Extended Data Figure 3: Identification of Yap regulated genes.
From: Yap-dependent reprogramming of Lgr5+ stem cells drives intestinal regeneration and cancer
a, Schematic representation of YapTg mice. Induction of HA–Yap was achieved by intercrossing villin-cre or villin-creERT2 mice with Rosa26-lox-STOP-lox-rtta-IRES-EGFP mice (see Methods). b, Analysis of HA–Yap protein expression in the intestinal epithelium. Intestinal crypts were isolated, lysed and subjected to SDS–PAGE (left panel). Expression of HA–Yap is only detected in transgenic mice in the presence doxycycline. Immunohistochemistry staining using anti-HA and Ki67 antibodies in untreated small intestine of YapTg mice (right panel). c, Analysis of Yap overexpression in organoid cultures. Crypts from YapTg intestines were seeded and induced with doxycycline. Representative organoids cultured for 3 days are shown as bright-field images or Edu (red) and caspase 3 (yellow) stainings. Yap transgene expression was detected by anti-HA staining (green) (n = 5). Arrowhead indicates diminished Edu incorporation in doxycycline-induced organoids.
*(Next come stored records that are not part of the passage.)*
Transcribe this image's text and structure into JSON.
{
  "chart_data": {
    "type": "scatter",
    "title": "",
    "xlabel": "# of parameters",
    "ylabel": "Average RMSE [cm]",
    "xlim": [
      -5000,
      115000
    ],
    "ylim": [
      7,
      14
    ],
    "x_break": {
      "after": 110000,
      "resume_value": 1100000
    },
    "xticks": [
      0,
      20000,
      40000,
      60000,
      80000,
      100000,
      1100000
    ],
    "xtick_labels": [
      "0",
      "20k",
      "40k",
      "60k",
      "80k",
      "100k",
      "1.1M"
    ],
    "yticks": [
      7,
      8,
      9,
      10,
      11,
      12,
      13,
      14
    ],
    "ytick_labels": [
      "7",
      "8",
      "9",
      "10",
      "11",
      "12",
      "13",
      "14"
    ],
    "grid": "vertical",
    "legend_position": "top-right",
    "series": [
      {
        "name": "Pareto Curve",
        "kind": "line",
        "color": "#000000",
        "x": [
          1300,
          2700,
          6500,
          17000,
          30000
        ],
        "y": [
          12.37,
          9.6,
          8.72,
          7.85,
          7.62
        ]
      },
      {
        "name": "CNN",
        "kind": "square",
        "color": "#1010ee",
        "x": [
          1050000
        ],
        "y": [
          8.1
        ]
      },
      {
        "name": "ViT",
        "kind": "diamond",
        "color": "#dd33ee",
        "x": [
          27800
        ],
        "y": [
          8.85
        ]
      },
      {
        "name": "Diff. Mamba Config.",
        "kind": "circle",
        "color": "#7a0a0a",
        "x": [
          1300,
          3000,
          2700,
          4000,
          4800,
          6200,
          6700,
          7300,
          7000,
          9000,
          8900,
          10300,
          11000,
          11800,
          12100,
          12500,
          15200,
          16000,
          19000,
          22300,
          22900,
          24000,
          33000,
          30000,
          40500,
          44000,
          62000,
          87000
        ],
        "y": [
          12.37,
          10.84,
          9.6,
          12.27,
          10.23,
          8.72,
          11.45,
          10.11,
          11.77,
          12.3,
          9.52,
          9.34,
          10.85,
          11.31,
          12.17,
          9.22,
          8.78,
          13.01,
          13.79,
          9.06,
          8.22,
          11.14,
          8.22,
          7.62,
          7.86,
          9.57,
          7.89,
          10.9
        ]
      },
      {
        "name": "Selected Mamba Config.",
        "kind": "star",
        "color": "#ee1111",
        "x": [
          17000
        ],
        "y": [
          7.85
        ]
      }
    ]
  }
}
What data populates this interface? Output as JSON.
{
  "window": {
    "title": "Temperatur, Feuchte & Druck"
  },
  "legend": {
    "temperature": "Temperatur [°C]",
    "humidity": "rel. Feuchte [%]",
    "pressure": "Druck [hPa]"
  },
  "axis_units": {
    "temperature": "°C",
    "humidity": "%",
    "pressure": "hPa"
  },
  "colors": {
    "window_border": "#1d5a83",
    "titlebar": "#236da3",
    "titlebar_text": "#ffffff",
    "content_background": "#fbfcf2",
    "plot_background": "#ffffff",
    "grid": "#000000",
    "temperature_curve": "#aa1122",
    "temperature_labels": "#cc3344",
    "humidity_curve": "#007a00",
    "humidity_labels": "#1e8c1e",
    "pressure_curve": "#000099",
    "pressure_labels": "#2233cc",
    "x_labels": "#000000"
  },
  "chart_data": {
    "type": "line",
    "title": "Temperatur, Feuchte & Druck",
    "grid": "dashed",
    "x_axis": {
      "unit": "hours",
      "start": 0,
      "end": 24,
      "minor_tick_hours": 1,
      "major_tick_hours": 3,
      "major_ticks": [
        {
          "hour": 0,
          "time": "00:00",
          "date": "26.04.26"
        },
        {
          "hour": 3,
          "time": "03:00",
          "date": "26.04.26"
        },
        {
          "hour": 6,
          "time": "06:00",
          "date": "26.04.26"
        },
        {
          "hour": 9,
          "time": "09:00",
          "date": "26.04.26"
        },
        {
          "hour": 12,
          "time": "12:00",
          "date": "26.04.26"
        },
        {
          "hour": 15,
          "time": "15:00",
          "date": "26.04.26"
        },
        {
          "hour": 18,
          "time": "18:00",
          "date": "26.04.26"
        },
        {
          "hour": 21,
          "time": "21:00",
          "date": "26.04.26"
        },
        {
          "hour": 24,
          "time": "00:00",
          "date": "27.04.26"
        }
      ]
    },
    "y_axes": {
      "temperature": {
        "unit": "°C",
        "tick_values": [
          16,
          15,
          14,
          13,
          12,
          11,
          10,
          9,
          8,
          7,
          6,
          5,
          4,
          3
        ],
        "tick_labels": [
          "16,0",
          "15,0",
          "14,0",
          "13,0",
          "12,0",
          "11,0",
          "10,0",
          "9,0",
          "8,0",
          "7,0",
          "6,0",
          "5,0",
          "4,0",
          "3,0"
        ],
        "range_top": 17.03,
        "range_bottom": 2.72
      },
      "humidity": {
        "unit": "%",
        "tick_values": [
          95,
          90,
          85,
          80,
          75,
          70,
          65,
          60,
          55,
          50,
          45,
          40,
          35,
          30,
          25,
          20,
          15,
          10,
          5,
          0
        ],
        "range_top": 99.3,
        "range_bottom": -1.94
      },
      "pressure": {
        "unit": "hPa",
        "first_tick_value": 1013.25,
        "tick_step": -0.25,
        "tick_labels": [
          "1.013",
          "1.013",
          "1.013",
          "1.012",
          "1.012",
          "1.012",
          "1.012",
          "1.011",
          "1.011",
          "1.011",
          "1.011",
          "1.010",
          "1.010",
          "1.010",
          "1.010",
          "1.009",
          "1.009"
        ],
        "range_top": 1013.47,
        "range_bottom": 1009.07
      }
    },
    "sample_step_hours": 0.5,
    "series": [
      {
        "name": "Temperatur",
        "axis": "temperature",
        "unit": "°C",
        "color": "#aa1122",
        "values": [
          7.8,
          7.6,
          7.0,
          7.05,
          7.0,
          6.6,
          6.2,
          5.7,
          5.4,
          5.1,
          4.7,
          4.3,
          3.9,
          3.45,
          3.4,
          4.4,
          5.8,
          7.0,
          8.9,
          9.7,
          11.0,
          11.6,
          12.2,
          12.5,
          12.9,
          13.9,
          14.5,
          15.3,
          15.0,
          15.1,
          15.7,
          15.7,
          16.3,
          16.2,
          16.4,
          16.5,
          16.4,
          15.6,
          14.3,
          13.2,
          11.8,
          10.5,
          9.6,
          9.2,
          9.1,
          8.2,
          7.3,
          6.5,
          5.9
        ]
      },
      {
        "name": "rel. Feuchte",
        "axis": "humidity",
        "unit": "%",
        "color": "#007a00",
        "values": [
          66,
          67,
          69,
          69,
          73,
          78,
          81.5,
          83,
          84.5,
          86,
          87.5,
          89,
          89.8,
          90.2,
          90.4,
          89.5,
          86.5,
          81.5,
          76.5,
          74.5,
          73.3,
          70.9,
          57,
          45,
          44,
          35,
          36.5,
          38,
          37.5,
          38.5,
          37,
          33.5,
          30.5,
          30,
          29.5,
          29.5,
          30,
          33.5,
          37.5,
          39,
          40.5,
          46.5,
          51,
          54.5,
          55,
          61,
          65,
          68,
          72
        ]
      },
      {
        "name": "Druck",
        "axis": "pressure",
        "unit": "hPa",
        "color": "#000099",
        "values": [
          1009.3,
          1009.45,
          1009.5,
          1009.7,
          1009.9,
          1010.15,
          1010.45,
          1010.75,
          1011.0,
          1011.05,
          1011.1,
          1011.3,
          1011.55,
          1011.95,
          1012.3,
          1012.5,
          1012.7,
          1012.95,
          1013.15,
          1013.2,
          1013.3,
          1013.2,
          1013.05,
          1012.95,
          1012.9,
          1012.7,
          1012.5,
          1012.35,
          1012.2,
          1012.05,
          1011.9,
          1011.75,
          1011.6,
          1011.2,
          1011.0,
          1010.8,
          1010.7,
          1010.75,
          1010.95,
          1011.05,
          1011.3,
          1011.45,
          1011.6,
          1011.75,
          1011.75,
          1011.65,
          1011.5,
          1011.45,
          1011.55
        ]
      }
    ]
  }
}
Scale bars, 70 μm. d, Identification of relative expression of Yap-regulated genes by RNA-seq analysis are shown as rank order plots comparing control and Yap+/Δ and YapΔ/Δ organoids isolated at day 1, as well as doxycycline treated and untreated YapTg organoids at day 1 of culture: combined fold change = log2 [(YapΔ/Δ/Yap+/Δ)/YapTg(Dox+/Dox–)]. e, f, qPCR analysis of selected Yap-regulated genes comparing fold change between Yap+/Δ and YapΔ/Δ or doxycycline-treated and untreated YapTg organoids at day 1, respectively. Error bars indicate s.e.m.; n> 3 (n represents the number of independent organoid cultures per genotype per mouse analysed for each gene).